UMBERTO-ECO_3001.JPG Photo: MetEm presse 2009
UMBERTO ECO SOFIA 2014
Ouverture du Congrès
“La Nouvelle Sémiotique, entre tradition et innovation”
Come è avvenuto il primo congresso della IASS/AIS nel 1974?
L’organizzatore, ero tutto io e la mia segretaria.
L’idea era nata quando c’era stata la fondazione dell’associazione di semiotica a Parigi, c’era stato un primo, anzi un secondo incontro a Varsavia, ma era subito dopo l’invasione della Cecoslovacchia.
È stato fatto questo incontro a Parigi e c’erano Jakobson, Benveniste, Greimas…io credo di essere l’unico…no io e Kristeva siamo gli unici due sopravvissuti di quella riunione.
E lì si è lanciata l’idea che si doveva fare un convegno. Poi c’è stata un’ultima riunione a Parma perché l’editore Franco Maria Ricci aveva voluto invitare tutti…sono state fatte le ultime elezioni. È stato eletto presidente Cesare Segre e io segretario - che non ne avevo nessuna voglia - ma Jakobson ha insistito e disse: partite per il congresso!
Dunque questa riunione è stata nel…la cosa a Varsavia era stata il ‘68 poi la riunione…La riunione è stata nel ’71 o ‘72 e abbiamo cominciato a cercare i soldi per il congresso. E ci hanno dato molte delusioni. Doveva essere un’organizzazione di Genova. Poi invece Genova non lo ha fatto etc etc
Poi finalmente l’istituto Gemelli a Milano ha messo un po’ di fondi, ci hanno dato una sala, c’è stato un piccolo aiuto privato. Ma poca roba. Avevamo avuto per l’epoca 20 milioni per pagare tutto. 20 milioni non erano niente. 20 milioni di lire (10000 euro)

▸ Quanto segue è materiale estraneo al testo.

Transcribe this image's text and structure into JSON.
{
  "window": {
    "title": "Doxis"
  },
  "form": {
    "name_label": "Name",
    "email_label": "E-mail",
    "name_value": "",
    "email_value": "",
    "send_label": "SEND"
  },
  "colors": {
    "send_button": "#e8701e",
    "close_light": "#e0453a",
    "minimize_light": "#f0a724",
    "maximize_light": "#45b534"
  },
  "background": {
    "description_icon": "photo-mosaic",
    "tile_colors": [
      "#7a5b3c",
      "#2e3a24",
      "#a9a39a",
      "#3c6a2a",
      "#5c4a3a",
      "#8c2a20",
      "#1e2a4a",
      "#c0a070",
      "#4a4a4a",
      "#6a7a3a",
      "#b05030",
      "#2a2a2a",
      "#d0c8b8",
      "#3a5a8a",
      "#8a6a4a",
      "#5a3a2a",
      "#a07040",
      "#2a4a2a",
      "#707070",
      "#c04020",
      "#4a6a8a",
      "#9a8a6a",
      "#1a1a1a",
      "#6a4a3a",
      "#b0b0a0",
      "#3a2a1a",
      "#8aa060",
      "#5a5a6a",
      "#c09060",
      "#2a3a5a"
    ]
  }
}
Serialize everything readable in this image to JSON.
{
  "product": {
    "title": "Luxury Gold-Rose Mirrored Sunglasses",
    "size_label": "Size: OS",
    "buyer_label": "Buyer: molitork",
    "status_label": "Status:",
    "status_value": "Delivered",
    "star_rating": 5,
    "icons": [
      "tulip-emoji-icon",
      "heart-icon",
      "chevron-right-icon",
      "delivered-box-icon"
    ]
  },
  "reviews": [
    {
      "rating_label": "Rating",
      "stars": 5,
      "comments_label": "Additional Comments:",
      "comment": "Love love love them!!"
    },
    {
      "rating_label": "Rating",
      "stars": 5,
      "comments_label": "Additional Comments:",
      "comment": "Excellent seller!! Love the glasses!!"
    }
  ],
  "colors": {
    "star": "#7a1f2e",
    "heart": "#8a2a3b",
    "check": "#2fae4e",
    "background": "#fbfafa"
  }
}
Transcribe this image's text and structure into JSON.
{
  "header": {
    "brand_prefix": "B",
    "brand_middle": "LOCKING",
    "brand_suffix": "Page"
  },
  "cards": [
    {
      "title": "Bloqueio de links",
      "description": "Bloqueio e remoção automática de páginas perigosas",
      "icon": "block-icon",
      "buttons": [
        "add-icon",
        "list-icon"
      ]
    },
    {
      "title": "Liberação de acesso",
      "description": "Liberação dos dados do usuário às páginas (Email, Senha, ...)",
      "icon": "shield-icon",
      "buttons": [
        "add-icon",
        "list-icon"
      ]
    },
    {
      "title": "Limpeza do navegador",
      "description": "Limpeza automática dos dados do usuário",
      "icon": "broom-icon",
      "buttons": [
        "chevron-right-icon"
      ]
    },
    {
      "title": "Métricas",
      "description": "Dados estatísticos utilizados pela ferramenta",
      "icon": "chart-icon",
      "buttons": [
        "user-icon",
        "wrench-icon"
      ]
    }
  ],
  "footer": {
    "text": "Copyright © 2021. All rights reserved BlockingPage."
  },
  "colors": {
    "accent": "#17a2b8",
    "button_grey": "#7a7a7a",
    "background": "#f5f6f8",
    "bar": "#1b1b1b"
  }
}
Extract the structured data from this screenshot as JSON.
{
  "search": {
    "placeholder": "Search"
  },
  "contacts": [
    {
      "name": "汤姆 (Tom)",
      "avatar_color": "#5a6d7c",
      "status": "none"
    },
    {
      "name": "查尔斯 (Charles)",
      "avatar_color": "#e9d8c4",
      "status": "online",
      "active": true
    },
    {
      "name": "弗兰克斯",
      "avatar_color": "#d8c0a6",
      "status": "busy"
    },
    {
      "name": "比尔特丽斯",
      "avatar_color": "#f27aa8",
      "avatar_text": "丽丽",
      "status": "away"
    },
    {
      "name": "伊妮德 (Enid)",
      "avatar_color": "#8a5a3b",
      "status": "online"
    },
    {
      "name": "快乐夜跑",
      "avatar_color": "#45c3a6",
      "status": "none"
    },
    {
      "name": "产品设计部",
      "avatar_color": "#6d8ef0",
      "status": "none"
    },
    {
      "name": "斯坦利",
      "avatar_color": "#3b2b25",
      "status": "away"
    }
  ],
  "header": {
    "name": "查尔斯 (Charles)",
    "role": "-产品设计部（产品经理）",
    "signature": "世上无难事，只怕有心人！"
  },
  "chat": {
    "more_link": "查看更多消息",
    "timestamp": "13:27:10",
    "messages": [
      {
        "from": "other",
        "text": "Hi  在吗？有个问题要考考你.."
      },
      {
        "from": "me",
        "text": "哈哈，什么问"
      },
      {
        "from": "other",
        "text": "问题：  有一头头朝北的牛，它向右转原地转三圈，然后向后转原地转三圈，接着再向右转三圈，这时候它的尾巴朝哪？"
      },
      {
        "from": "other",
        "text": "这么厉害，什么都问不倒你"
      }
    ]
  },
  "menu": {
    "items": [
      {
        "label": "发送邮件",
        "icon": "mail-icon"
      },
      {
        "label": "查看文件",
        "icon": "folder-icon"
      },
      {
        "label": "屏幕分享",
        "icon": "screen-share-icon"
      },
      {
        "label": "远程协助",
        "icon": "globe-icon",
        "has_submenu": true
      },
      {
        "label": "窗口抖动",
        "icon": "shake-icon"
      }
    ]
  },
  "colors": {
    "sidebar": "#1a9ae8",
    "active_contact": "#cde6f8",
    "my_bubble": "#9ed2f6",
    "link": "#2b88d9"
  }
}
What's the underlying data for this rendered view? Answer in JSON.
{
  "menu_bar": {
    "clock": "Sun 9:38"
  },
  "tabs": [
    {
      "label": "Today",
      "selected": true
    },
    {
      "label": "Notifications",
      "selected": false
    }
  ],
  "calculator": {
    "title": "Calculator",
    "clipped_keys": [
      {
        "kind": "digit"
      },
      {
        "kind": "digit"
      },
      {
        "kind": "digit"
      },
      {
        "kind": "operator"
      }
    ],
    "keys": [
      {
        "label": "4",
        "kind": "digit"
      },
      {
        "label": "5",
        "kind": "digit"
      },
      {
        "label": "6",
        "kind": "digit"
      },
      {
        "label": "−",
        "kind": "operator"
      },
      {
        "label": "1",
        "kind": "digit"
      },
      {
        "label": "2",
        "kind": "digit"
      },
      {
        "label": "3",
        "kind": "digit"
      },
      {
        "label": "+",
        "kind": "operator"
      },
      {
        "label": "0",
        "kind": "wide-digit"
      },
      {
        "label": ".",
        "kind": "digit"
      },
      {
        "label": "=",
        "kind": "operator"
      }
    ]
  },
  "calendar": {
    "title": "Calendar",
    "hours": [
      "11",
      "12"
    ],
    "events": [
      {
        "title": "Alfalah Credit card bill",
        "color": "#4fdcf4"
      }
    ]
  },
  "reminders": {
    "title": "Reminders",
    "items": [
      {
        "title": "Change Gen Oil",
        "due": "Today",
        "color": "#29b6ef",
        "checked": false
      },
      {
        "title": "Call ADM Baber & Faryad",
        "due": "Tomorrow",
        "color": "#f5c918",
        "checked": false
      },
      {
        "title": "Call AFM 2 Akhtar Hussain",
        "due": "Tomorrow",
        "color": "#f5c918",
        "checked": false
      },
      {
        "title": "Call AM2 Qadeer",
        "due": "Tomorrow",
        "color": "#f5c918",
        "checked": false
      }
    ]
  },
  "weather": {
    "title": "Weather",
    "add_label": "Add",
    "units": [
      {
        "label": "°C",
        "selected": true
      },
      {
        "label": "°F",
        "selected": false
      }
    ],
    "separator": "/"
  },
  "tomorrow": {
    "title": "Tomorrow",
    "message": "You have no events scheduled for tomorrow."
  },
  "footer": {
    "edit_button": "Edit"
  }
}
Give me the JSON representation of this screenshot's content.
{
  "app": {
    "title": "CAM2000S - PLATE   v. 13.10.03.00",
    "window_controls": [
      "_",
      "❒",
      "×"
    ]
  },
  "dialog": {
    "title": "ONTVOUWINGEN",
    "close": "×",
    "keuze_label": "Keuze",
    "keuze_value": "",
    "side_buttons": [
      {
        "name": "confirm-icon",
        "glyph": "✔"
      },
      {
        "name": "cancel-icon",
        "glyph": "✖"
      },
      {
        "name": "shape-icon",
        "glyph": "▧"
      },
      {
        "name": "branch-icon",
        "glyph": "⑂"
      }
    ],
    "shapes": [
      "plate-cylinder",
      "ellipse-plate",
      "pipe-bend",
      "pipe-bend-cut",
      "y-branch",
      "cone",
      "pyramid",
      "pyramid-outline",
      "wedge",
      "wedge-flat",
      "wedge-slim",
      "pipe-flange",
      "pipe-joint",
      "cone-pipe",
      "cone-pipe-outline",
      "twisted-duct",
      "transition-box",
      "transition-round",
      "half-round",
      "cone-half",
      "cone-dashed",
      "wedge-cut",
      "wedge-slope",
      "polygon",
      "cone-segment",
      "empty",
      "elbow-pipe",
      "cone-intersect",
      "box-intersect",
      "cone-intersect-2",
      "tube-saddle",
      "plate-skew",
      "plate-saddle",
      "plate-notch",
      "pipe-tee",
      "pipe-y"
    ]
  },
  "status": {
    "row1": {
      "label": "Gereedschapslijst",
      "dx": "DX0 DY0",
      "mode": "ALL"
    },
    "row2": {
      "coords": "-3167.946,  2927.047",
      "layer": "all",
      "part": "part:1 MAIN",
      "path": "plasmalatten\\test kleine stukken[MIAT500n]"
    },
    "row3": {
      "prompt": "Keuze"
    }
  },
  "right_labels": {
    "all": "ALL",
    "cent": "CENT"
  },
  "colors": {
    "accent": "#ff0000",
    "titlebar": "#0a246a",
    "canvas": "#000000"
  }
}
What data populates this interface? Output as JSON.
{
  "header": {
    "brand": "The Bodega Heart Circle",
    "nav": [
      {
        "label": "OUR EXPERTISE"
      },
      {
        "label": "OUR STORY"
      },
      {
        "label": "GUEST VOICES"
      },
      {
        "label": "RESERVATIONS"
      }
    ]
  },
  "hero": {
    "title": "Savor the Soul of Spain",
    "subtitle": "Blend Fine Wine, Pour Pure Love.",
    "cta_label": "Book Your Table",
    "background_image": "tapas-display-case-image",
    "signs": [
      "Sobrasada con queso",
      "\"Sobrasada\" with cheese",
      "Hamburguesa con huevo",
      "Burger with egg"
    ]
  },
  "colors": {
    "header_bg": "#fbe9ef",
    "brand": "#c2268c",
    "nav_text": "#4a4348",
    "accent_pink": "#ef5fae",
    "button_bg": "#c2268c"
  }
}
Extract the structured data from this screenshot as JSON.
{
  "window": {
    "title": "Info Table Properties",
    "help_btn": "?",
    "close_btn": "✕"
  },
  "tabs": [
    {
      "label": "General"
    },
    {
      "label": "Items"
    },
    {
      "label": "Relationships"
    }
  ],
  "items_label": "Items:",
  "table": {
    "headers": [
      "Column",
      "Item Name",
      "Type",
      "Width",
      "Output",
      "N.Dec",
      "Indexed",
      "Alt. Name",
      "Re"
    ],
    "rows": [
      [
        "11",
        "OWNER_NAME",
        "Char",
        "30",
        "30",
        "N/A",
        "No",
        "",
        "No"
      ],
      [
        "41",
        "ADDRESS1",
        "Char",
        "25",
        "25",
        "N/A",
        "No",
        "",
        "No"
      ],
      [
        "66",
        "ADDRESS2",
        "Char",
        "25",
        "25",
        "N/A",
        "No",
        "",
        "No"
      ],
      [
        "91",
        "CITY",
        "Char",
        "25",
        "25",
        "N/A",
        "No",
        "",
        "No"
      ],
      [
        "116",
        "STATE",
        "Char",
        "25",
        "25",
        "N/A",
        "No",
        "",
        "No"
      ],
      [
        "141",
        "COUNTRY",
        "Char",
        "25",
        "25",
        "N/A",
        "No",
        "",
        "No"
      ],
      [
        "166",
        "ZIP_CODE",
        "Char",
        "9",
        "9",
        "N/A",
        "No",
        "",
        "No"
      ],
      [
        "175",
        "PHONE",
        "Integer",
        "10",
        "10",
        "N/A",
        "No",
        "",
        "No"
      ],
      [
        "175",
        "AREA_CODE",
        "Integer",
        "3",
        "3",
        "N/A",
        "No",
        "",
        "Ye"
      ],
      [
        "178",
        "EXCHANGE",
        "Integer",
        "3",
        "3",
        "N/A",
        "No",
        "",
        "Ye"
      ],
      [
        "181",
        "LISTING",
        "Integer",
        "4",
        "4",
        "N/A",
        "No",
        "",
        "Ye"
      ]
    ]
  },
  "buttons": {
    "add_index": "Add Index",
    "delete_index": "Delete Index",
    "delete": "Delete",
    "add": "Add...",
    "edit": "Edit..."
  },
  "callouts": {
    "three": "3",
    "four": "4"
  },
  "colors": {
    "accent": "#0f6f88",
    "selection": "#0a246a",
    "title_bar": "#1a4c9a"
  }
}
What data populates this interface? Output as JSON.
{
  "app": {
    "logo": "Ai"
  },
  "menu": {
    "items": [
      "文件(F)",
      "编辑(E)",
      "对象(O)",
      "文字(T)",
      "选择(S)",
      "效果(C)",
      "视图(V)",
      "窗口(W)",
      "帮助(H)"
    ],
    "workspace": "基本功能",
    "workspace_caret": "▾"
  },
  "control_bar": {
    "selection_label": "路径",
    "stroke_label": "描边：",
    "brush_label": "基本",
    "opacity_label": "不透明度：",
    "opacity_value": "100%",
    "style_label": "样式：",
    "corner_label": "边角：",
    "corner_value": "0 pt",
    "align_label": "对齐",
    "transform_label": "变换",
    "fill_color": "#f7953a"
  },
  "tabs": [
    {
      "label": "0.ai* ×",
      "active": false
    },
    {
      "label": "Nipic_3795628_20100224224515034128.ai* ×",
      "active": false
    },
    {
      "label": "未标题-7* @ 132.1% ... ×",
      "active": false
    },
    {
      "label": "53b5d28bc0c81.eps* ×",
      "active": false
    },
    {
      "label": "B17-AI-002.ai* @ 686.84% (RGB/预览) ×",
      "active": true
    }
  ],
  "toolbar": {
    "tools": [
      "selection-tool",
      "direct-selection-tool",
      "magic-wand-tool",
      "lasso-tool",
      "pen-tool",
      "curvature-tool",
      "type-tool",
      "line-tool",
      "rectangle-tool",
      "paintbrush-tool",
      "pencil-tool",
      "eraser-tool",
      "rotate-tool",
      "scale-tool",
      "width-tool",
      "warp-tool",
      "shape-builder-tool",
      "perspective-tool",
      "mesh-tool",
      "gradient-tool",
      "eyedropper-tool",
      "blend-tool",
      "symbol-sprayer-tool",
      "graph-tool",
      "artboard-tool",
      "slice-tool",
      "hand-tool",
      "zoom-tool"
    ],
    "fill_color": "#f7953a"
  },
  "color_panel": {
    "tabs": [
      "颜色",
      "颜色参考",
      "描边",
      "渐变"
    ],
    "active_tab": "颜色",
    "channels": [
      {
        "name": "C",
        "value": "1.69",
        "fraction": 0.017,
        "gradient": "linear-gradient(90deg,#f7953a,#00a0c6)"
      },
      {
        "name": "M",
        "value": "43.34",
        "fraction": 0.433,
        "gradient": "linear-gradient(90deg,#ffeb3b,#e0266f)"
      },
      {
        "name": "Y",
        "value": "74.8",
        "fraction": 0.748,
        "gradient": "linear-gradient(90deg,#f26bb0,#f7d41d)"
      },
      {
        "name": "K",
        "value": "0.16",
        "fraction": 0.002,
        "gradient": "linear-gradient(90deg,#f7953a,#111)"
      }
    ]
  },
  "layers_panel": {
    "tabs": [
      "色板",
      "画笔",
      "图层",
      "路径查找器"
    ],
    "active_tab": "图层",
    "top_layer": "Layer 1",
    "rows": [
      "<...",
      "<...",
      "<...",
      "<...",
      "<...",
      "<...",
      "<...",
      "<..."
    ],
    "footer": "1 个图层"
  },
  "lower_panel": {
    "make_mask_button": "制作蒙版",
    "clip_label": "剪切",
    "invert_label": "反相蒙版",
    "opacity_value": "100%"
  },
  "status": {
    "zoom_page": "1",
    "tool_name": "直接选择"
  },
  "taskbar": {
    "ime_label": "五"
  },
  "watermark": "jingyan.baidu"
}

Solo pagare un viaggio dall’America e lì partiva già almeno un milione. Bisognava pagare Jakobson, Sebeok, tutta sta gente. Insomma ce l’abbiamo fatta. Solo che non pensavamo affatto che venisse tutta quella gente.
Ce n’erano molti partecipanti?
Noi pensavamo così un 200-300 iscrizioni, sono arrivate 800-900 persone.
Ed è arrivata della gente importantissima che io non avevo invitato.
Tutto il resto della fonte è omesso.